子育てで苦悩している母親たち(20091028)

 テレビで不登校の子供を持つ母親の苦悩を報道する番組があった。社会の片隅で独り悩んでいる母親たちが意外に多いことを男は知った。男が若い頃は周りの人たちも皆豊かではなく、女房も周りの人たちとの触れ合いのなかで子育てをしていたが、今の母親たちは周りに自分を理解してくれる人もなく、独りで悩んでいるようである。そんな中ある一人の男性が母子集える場所、親と子供の居場所ともいうべき施設を開設し運営している。件の母親たちはそこに集い、自分の悩みをきいてくれるスタッフがいて救われている。

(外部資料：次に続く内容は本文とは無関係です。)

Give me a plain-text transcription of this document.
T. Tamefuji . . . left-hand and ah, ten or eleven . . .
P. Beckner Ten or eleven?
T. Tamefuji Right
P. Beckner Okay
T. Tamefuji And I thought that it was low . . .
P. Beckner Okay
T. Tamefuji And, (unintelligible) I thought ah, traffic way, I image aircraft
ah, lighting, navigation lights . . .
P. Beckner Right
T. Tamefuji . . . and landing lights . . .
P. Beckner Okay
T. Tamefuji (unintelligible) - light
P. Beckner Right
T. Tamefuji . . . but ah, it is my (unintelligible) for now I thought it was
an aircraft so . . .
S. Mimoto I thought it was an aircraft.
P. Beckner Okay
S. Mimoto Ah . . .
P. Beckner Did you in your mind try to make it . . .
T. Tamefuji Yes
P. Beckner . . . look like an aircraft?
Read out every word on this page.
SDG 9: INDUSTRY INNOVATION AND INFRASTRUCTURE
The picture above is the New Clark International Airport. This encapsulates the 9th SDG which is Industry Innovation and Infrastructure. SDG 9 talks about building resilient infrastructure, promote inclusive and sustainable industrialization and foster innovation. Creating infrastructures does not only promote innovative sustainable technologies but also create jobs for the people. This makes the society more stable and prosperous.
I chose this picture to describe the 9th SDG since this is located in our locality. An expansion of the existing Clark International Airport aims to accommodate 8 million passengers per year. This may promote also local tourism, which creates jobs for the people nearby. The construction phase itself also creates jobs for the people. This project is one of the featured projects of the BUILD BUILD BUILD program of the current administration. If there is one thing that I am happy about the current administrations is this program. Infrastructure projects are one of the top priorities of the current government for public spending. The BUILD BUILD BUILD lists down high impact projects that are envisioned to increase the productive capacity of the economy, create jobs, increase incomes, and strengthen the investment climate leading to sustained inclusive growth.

 今の世の中は、テレビゲームなど独りで楽しむ遊びが非常に発達していて、子供同士の触れ合いも昔に比べて少ないのではないかと思う。男が子供であったころは、村のがきどもが集まって山野や田圃や家の蔵や庭の木など遊ぶところが沢山あった。柿の木に昇って落ち大けがをしたり、いろいろ危険なことも多かったが、親たちは無頓着だった。男は小学校の高学年か中学校の1年生のときだったと思うが、友達同士でお互いに鉄橋の上を走る列車の客車のデッキから隣の客車のデッキに足を伸ばして移動しスリルを味わったことがあった。今なら大目玉を食らうところだった。裏の山で敵味方に分かれて小石を投げ合い、戦争ごっこをしたこともあった。もし投げた石が当たればけがをしたことだろう。木に当たった石が跳ね返って飛んでくることもあった。男の眉間に小さな凹みがあるが、これは山を駆け下りていて竹の根っこにぶつかり転んで竹の切り株で打ったときできた傷である。幸い防寒帽をかぶっていたので大きなけがにはならずに済んだ。

 今から178年前だったと思うが男が前立腺がんの手術を受ける前に、がんが骨に転移しているかどうか全身のレントゲン写真を撮られたことがある。そのとき肋骨に黒い影があって、主治医は「以前肋骨の骨折をしたことがありましたか?」と聞かれたことがあった。そのとき思い当たったのは、男が小学校3年生のとき教室の中で暴れまわっていて壁から突き出ている木材の突起にぶつかりしこたま胸を強打したことがある。痛さを我慢して授業を受け、下校時間になって家に帰ってから一層痛みがひどくなり、祖母に治療してもらったことがある。母は数か月前(12月)に乳がんで他界していた。祖母は母親を失った10歳の男の子を憐れんでいたに違いない。治療と言っても祖母は小麦粉を酢で練ってそれを油紙に伸ばし、それを男の胸の痛む所に貼ってくれただけであった。その日は夜寝付かれないほど痛みを感じていたがじっとしていた。そしたら翌日にはもう痛みが引いて、普通どおり学校に通った。その時の痛みは肋骨の骨折が原因であったのだ。今なら親はあわてて医者に連れて行くことであろう。その当時町に医者は少なく、医者といっても整形外科医ではなかったと思う。祖母は痛がる男の子の胸をさすり、最良の治療をしてくれたのである。祖母は子供時代の男が目にゴミが入り痛がっていたとき、自分の舌でそのゴミを取り除いてくれたこともあった。男は子供時代相当腕白であったと思う。

 今の時代、子供は過保護なほど大事にされている。その一方で親同志のコミュニケーションは薄く、付き合っても心から打ち解けることはなく表面的で、母親たちは皆孤独なのだと思う。それだけに、親も子供も居場所が十分でないのだと思う。居場所がないと欲求不満がつのり、自分が一番安らかに感じる場所に閉じこもったり、居場所がない者たちが群れを作って、その中で安らぐようになる。これは社会的問題である。男は、鳩山新政権は次代を担う若者や子供たちの居場所に深い関心を持ってもらいたいと思う。